The centenarian's lone starter in 2019, a 3-year-old second generation homebred named Jump For Alex, won an allowance race Jan. 19 at Parx Racing, 10 days before Stone passed. The Pennsylvania-bred is a 2019 Triple Crown nominee.
A long active member of the New England Horsemen's Benevolent & Protective Association, Stone was still serving as an alternate board member of the Massachusetts Thoroughbred Breeders Association at the time of his death.
According to Equibase, horses owned and bred by Stone made 89 starts and earned $183,622 since 2008 and his trainees made 416 starts to bankroll $634,276 since 1994. Starters running in the name of his late wife, Lois, made 120 starts with earnings of $278,085 from 2000-2013.
But the Stones achieved success at Suffolk Downs and the defunct Rockingham Park, Lincoln Downs and Naragansett Park for decades prior and he counted the New England Futurity among his many stakes victories.
Jill's Layup, a second generation homebred, won five stakes at Suffolk Downs in 2002-03 and earned a Special Achievement Award from the New England Turf Writers Association.
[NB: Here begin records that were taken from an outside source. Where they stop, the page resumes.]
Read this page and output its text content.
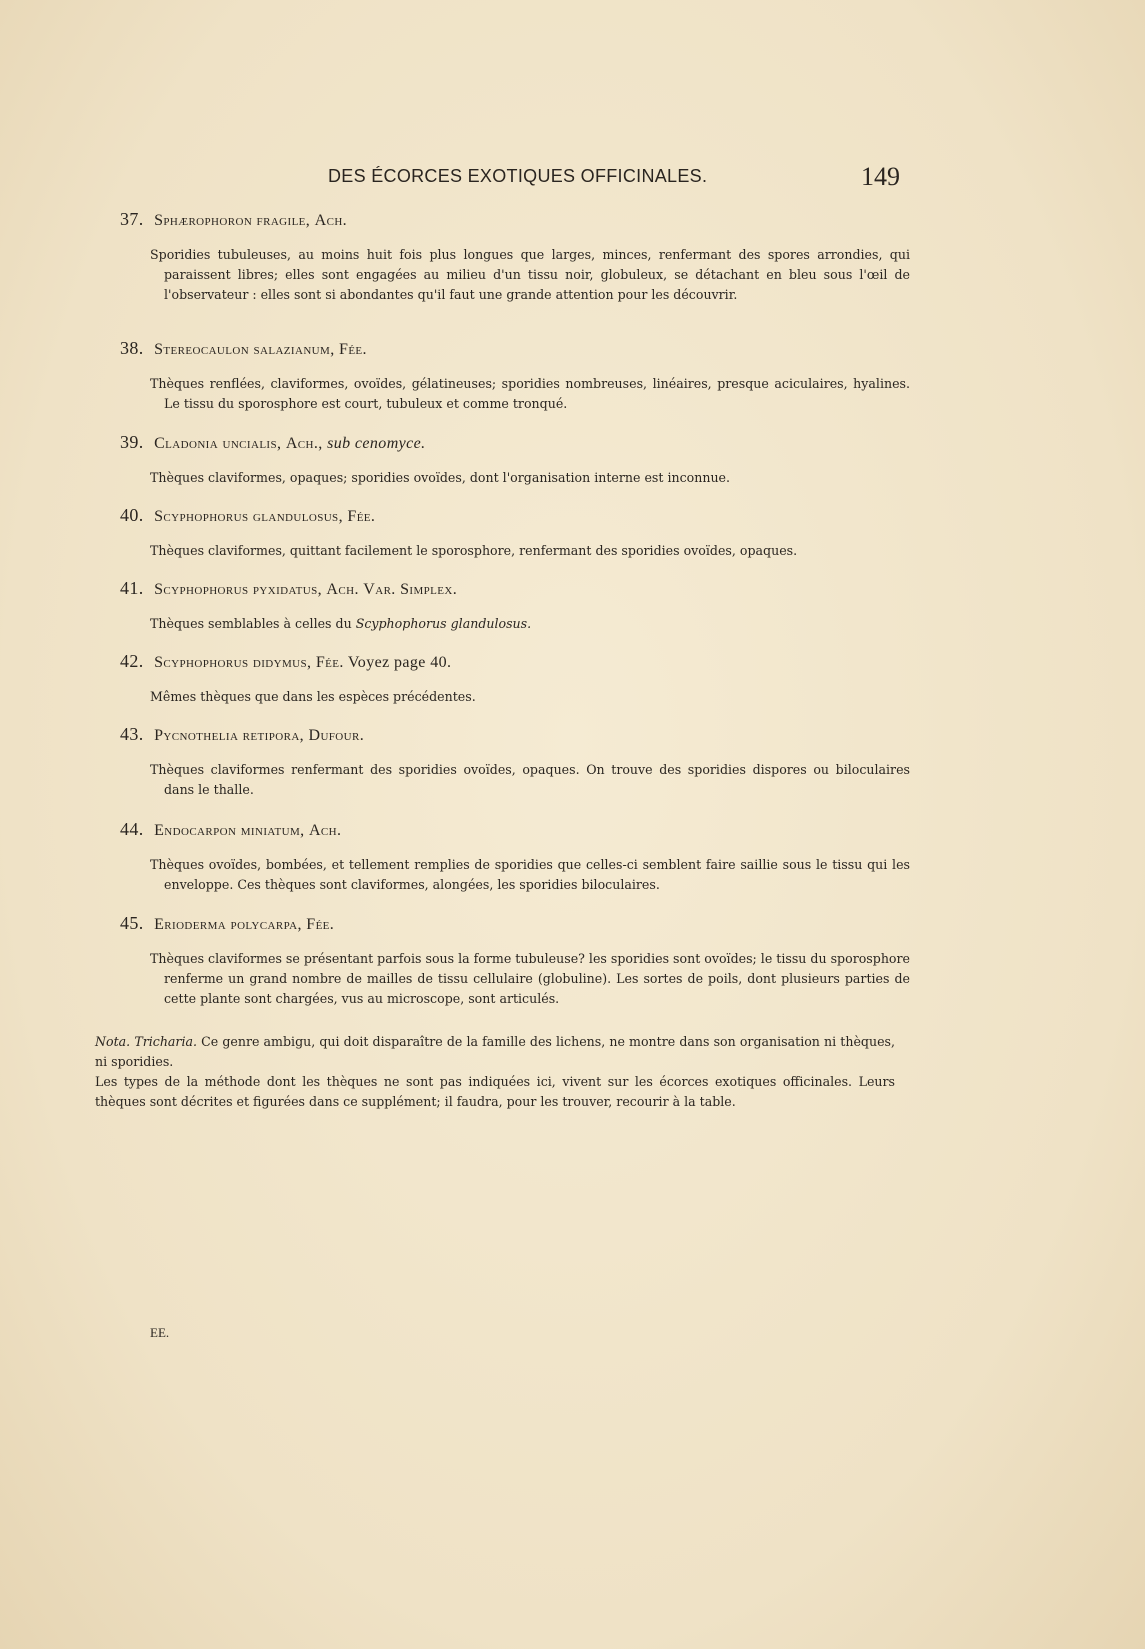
DES ÉCORCES EXOTIQUES OFFICINALES.	149
37. Sphærophoron fragile, Ach.
Sporidies tubuleuses, au moins huit fois plus longues que larges, minces, renfermant des spores arrondies, qui paraissent libres; elles sont engagées au milieu d'un tissu noir, globuleux, se détachant en bleu sous l'œil de l'observateur : elles sont si abondantes qu'il faut une grande attention pour les découvrir.
38. Stereocaulon salazianum, Fée.
Thèques renflées, claviformes, ovoïdes, gélatineuses; sporidies nombreuses, linéaires, presque aciculaires, hyalines. Le tissu du sporosphore est court, tubuleux et comme tronqué.
39. Cladonia uncialis, Ach., sub cenomyce.
Thèques claviformes, opaques; sporidies ovoïdes, dont l'organisation interne est inconnue.
40. Scyphophorus glandulosus, Fée.
Thèques claviformes, quittant facilement le sporosphore, renfermant des sporidies ovoïdes, opaques.
41. Scyphophorus pyxidatus, Ach. Var. Simplex.
Thèques semblables à celles du Scyphophorus glandulosus.
42. Scyphophorus didymus, Fée. Voyez page 40.
Mêmes thèques que dans les espèces précédentes.
43. Pycnothelia retipora, Dufour.
Thèques claviformes renfermant des sporidies ovoïdes, opaques. On trouve des sporidies dispores ou biloculaires dans le thalle.
44. Endocarpon miniatum, Ach.
Thèques ovoïdes, bombées, et tellement remplies de sporidies que celles-ci semblent faire saillie sous le tissu qui les enveloppe. Ces thèques sont claviformes, alongées, les sporidies biloculaires.
45. Eriodermа polycarpa, Fée.
Thèques claviformes se présentant parfois sous la forme tubuleuse? les sporidies sont ovoïdes; le tissu du sporosphore renferme un grand nombre de mailles de tissu cellulaire (globuline). Les sortes de poils, dont plusieurs parties de cette plante sont chargées, vus au microscope, sont articulés.

Nota. Tricharia. Ce genre ambigu, qui doit disparaître de la famille des lichens, ne montre dans son organisation ni thèques, ni sporidies.

Les types de la méthode dont les thèques ne sont pas indiquées ici, vivent sur les écorces exotiques officinales. Leurs thèques sont décrites et figurées dans ce supplément; il faudra, pour les trouver, recourir à la table.

EE.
The Massachussetts-bred is the dam of the last horse Stone saddled as trainer—at the age of 98—Tango, who finished third in the Louise Kimball Stakes for state-breds at Suffolk Downs Aug. 6, 2017.
Stone was preceded in death by Lois, to whom he was married for more than 50 years. He is survived by sons Richard Stone and Robert Stone, daughters Carol Stone and Pamela Custudio, five grandchildren, two great-grandchildren, and his sister Ruth Stone Dwinell.
His wake will be Saturday, Feb. 2 at 10 a.m. in the McDonald Funeral Home, 19 Yale Ave., Wakefield, Mass., followed by a funeral service at 12:30 p.m.